Front-Line Heroes: Leo Portnoy ’06 Shares His Experience Fighting Covid-19 at a Correctional Facility

Front-Line Heroes: Leo Portnoy ’06 Shares His Experience Fighting Covid-19 at a Correctional Facility

Front-Line Heroes: Leo Portnoy ’06 Shares His Experience Fighting Covid-19 at a Correctional Facility

New York City is at the epicenter of the Covid-19 health crisis, and as a New York City-based College that educates students committed to public service, our alumni, students, faculty, and staff are working on the front lines to keep our communities safe. Our “Front-Line Heroes” article series serves as a testament to the valiant efforts of our first responders and essential workers. As a community we thank them for their service, dedication, and personal sacrifice.

Correctional facilities are some of the toughest places to practice Covid-19 mitigation strategies, but Leo Portnoy ’06 and his coworkers at the Metropolitan Detention Center, Brooklyn (MDC Brooklyn) are working hard to combat the virus and maintain a safe environment. “I want people to understand that prison is a different atmosphere. We have an inmate population of 1,700 people who are all worried, anxious, and scared about a virus that is killing people,” says Portnoy, who works in Special Investigative Services for the Bureau of Prisons/Federal Prison System. “This type of emotion causes people to act out sometimes with violence.” Portnoy took time out of his busy day to share what it’s like conducting his job during a global health crisis.      

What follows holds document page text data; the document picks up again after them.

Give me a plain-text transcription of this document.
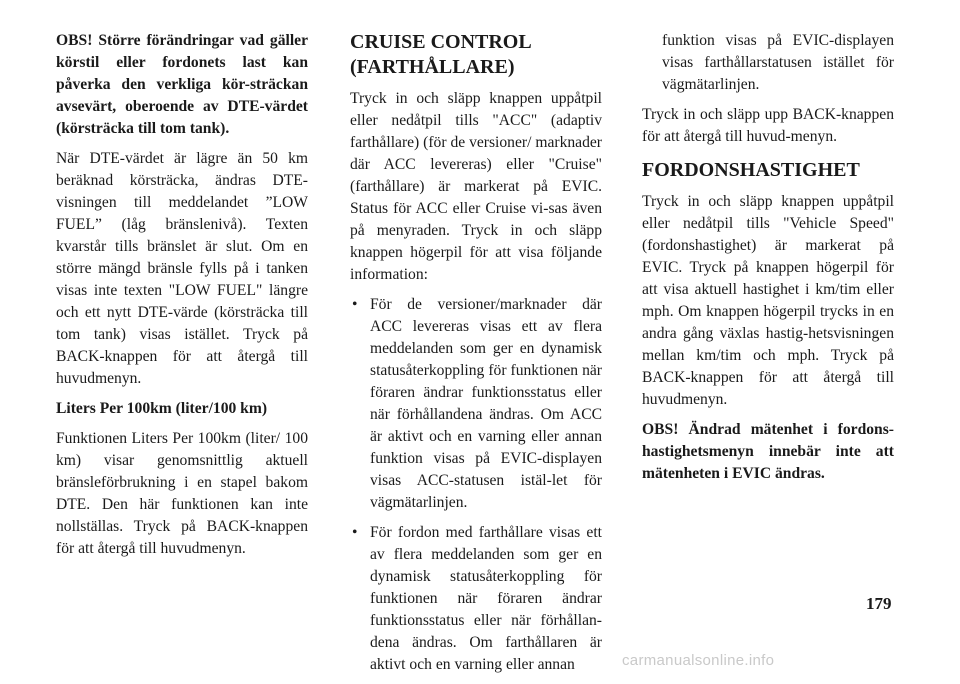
OBS! Större förändringar vad gäller körstil eller fordonets last kan påverka den verkliga kör-sträckan avsevärt, oberoende av DTE-värdet (körsträcka till tom tank).

När DTE-värdet är lägre än 50 km beräknad körsträcka, ändras DTE-visningen till meddelandet ”LOW FUEL” (låg bränslenivå). Texten kvarstår tills bränslet är slut. Om en större mängd bränsle fylls på i tanken visas inte texten "LOW FUEL" längre och ett nytt DTE-värde (körsträcka till tom tank) visas istället. Tryck på BACK-knappen för att återgå till huvudmenyn.

Liters Per 100km (liter/100 km)

Funktionen Liters Per 100km (liter/ 100 km) visar genomsnittlig aktuell bränsleförbrukning i en stapel bakom DTE. Den här funktionen kan inte nollställas. Tryck på BACK-knappen för att återgå till huvudmenyn.

CRUISE CONTROL (FARTHÅLLARE)

Tryck in och släpp knappen uppåtpil eller nedåtpil tills "ACC" (adaptiv farthållare) (för de versioner/ marknader där ACC levereras) eller "Cruise" (farthållare) är markerat på EVIC. Status för ACC eller Cruise vi-sas även på menyraden. Tryck in och släpp knappen högerpil för att visa följande information:

• För de versioner/marknader där ACC levereras visas ett av flera meddelanden som ger en dynamisk statusåterkoppling för funktionen när föraren ändrar funktionsstatus eller när förhållandena ändras. Om ACC är aktivt och en varning eller annan funktion visas på EVIC-displayen visas ACC-statusen istäl-let för vägmätarlinjen.
• För fordon med farthållare visas ett av flera meddelanden som ger en dynamisk statusåterkoppling för funktionen när föraren ändrar funktionsstatus eller när förhållan-dena ändras. Om farthållaren är aktivt och en varning eller annan
funktion visas på EVIC-displayen visas farthållarstatusen istället för vägmätarlinjen.

Tryck in och släpp upp BACK-knappen för att återgå till huvud-menyn.

FORDONSHASTIGHET

Tryck in och släpp knappen uppåtpil eller nedåtpil tills "Vehicle Speed" (fordonshastighet) är markerat på EVIC. Tryck på knappen högerpil för att visa aktuell hastighet i km/tim eller mph. Om knappen högerpil trycks in en andra gång växlas hastig-hetsvisningen mellan km/tim och mph. Tryck på BACK-knappen för att återgå till huvudmenyn.

OBS! Ändrad mätenhet i fordons-hastighetsmenyn innebär inte att mätenheten i EVIC ändras.

179
carmanualsonline.info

“We have an inmate population of 1,700 people who are all worried, anxious, and scared about a virus that is killing people. This type of emotion causes people to act out sometimes with violence.” —Leo Portnoy

Like anyone else, when Portnoy learned about the virus in early March, his first thoughts were his loved ones and his colleagues at MDC Brooklyn. “I was immediately worried about my grandfather and parents because of their advanced age. I just wanted to make sure no one in my family got infected. I was also really concerned about my co-workers who have to battle through this pandemic every day on the job,” says Portnoy. “Considering the job that I do, there’s always a possibility of exposure. But I’m thankful that the virus hasn’t had as much of a direct effect on my life as it has on others.”

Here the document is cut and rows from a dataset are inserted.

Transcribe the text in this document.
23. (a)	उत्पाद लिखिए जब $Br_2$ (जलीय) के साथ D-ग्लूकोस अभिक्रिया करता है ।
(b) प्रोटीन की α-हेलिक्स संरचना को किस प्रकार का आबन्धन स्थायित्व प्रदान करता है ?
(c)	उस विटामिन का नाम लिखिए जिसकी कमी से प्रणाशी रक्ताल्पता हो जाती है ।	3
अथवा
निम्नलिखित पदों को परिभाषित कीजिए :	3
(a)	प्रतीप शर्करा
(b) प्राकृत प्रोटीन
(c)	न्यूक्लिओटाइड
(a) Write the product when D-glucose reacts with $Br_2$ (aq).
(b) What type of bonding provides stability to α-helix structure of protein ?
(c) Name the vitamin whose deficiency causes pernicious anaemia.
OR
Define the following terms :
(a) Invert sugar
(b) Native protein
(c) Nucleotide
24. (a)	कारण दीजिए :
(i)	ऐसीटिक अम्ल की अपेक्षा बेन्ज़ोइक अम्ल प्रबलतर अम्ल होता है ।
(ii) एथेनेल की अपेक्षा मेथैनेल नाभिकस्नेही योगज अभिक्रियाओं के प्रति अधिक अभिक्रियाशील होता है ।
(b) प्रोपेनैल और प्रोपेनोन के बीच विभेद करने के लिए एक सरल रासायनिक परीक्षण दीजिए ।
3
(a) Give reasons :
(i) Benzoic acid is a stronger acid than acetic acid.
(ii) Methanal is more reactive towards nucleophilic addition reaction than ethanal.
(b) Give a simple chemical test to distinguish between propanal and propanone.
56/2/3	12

“We began cleaning the entire institution early and probably prevented the spread from being as bad as it could have been.” —Leo Portnoy

A typical day for Portnoy involves lots of long hours, making sure the facility’s inmate population is getting everything they need to stay safe. “The virus in MDC Brooklyn has been handled very well by our administration. We began cleaning the entire institution early and probably prevented the spread from being as bad as it could have been,” says Portnoy.  “Compared to other facilities I think we are very fortunate. Luckily, my education from John Jay has helped me remain professional at all times, and communicate at the highest levels.”

“Everyone at MDC Brooklyn leaves their families every day, risking their lives, and are never recognized. They do this simply to keep the public safe.” —Leo Portnoy

When asked who he’s particularly proud of for the work they’re doing during this health crisis, Portnoy didn’t hesitate to name the Disturbance Control Team at MDC Brooklyn. “They show up to work six days a week, doing 12-hour shifts, and they respond to all types of emergencies,” says Portnoy. “These are the unspoken heroes that the public never sees. Everyone at MDC Brooklyn leaves their families every day, risking their lives, and are never recognized. They do this simply to keep the public safe.” For Portnoy, it’s the unity of his team that gives him hope for a brighter future, and the encouragement he needs to keep putting in the hours.